The weather was horrible. Some days it poured without ceasing. At night the rain turned to hail, and they had fierce gales which brought the remnants of the wood down on their heads, so that between whirling hail and falling branches they could not see five yards ahead. They were soaked to the skin and chilled to the bone all day and all night, and the only thing that kept them alive was the incessant attacks of the German hordes which had to be beaten back at any price,—and were.

But it was bitter hard work and only possible by reason of urgent and final necessity. Never were more grateful men on this earth when at last the reliefs came up, and they trudged off through nine inches of mud to a village in the rear where they got hot tea,—the first hot thing they had had for a week.

Then followed a short spell in the reserve trenches, which were full of water and still subject to shell-fire, but just a degree less racking than the actual fighting-line in as much as the enemy could not get at them without ample warning.
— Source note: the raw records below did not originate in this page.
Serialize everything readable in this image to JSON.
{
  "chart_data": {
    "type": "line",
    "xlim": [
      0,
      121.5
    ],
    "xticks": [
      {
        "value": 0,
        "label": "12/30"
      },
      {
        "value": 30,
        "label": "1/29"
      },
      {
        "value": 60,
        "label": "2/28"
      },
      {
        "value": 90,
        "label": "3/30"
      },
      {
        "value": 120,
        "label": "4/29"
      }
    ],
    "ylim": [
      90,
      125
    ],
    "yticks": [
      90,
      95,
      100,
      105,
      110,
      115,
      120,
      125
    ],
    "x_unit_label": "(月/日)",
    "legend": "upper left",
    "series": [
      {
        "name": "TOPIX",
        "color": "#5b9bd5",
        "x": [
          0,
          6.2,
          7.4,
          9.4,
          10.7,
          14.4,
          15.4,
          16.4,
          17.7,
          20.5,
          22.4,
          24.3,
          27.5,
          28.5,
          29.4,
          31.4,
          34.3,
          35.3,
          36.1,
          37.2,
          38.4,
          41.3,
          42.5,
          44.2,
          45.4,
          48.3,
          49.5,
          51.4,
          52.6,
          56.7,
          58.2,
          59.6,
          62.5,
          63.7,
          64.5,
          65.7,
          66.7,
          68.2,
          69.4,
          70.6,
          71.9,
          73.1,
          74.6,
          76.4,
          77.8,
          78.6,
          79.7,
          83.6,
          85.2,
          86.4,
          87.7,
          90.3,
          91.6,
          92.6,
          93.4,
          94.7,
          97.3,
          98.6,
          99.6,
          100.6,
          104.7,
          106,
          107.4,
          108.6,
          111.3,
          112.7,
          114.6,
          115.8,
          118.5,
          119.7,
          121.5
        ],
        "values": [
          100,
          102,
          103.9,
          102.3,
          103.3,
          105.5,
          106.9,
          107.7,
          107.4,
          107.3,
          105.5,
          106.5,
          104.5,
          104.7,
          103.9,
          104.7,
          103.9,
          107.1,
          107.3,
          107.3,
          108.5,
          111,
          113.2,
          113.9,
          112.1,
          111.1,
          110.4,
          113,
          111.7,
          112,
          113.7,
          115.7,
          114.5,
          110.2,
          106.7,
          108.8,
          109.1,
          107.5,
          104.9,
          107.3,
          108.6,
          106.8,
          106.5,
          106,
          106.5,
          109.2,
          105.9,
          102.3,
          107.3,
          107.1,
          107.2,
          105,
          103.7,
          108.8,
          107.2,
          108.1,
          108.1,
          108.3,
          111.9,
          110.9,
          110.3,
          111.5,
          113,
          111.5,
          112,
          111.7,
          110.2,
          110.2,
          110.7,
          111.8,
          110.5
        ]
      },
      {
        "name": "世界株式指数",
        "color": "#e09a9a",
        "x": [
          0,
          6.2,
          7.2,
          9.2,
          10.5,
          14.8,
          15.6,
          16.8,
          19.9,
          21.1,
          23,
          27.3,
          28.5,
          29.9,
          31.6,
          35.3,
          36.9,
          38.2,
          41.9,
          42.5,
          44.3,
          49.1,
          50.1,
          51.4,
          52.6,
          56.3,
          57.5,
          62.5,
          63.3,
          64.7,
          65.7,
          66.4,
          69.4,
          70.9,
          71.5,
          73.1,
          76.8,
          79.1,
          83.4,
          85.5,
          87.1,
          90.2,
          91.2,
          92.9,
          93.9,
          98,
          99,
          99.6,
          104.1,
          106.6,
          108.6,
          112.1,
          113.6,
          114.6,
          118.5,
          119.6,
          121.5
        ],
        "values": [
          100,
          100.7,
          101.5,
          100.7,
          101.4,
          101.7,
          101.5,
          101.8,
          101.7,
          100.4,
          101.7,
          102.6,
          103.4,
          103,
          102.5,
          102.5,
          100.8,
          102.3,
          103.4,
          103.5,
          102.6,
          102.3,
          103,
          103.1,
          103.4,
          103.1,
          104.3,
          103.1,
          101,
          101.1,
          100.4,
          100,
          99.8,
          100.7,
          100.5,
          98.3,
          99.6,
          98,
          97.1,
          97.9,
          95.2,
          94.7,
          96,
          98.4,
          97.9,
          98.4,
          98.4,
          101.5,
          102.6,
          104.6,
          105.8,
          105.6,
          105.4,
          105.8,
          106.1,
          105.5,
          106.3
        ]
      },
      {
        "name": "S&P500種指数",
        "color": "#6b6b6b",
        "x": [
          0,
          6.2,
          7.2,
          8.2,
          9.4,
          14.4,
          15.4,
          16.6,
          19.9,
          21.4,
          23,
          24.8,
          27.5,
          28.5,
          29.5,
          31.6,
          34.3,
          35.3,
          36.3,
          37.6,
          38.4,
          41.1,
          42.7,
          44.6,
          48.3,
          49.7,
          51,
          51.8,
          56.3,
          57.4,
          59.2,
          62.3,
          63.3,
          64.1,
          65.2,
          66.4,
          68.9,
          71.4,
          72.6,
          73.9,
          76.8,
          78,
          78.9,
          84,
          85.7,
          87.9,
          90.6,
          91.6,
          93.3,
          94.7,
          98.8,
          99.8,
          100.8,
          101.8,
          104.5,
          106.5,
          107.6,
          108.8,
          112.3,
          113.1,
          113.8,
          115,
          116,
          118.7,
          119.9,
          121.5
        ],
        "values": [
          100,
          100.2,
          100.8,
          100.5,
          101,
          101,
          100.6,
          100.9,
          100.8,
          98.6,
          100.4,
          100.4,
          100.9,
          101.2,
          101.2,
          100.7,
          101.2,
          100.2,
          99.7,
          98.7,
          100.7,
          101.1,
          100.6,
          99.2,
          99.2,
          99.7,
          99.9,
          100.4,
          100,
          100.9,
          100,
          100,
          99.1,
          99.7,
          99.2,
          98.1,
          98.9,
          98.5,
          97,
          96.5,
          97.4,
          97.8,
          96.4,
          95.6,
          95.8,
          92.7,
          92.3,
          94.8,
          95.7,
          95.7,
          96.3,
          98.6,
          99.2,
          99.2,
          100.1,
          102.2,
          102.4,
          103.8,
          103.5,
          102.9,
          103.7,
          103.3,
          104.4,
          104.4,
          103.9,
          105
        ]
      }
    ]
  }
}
Still, they were ‘standing-by’ all the time, ready to supplement the front at any moment, so there was little rest and constant strain. They dozed at times, sitting in the mud and more than half frozen with the bitter cold. Their sopping clothing stuck clammily to their chilled skins. They dreamed of beds and hot baths, and now and again they fed on bully beef and bread and jam, washed down with hot tea laced with rum, and blessed the commissariat which did its level best for them under very trying circumstances.

Then at last,—since human nature can stand only a certain considerable amount of affliction without being the worse for it, and they had done their utmost dutyand had about reached the limit—they were ordered to the rear for a proper rest, and right gladly they took the muddy road and left the sound of the guns behind them.

There followed a few days of recuperative rest, interrupted only, but more than once, by orders to ‘stand-by’ to reinforce the front, which was enduring much tribulation from overwhelming odds. The front held firm, however, and their tension relaxed again.

They cleaned themselves up and did some parades and route marches to keep their muscles from cramping, and then, one heavenly day, Ray, hearing that the officers of other battalions were getting short leave for home, put in for the same, and got it, and twelve hours later walked up the drive at Oakdene and Lois rushed out and flung herself into his arms.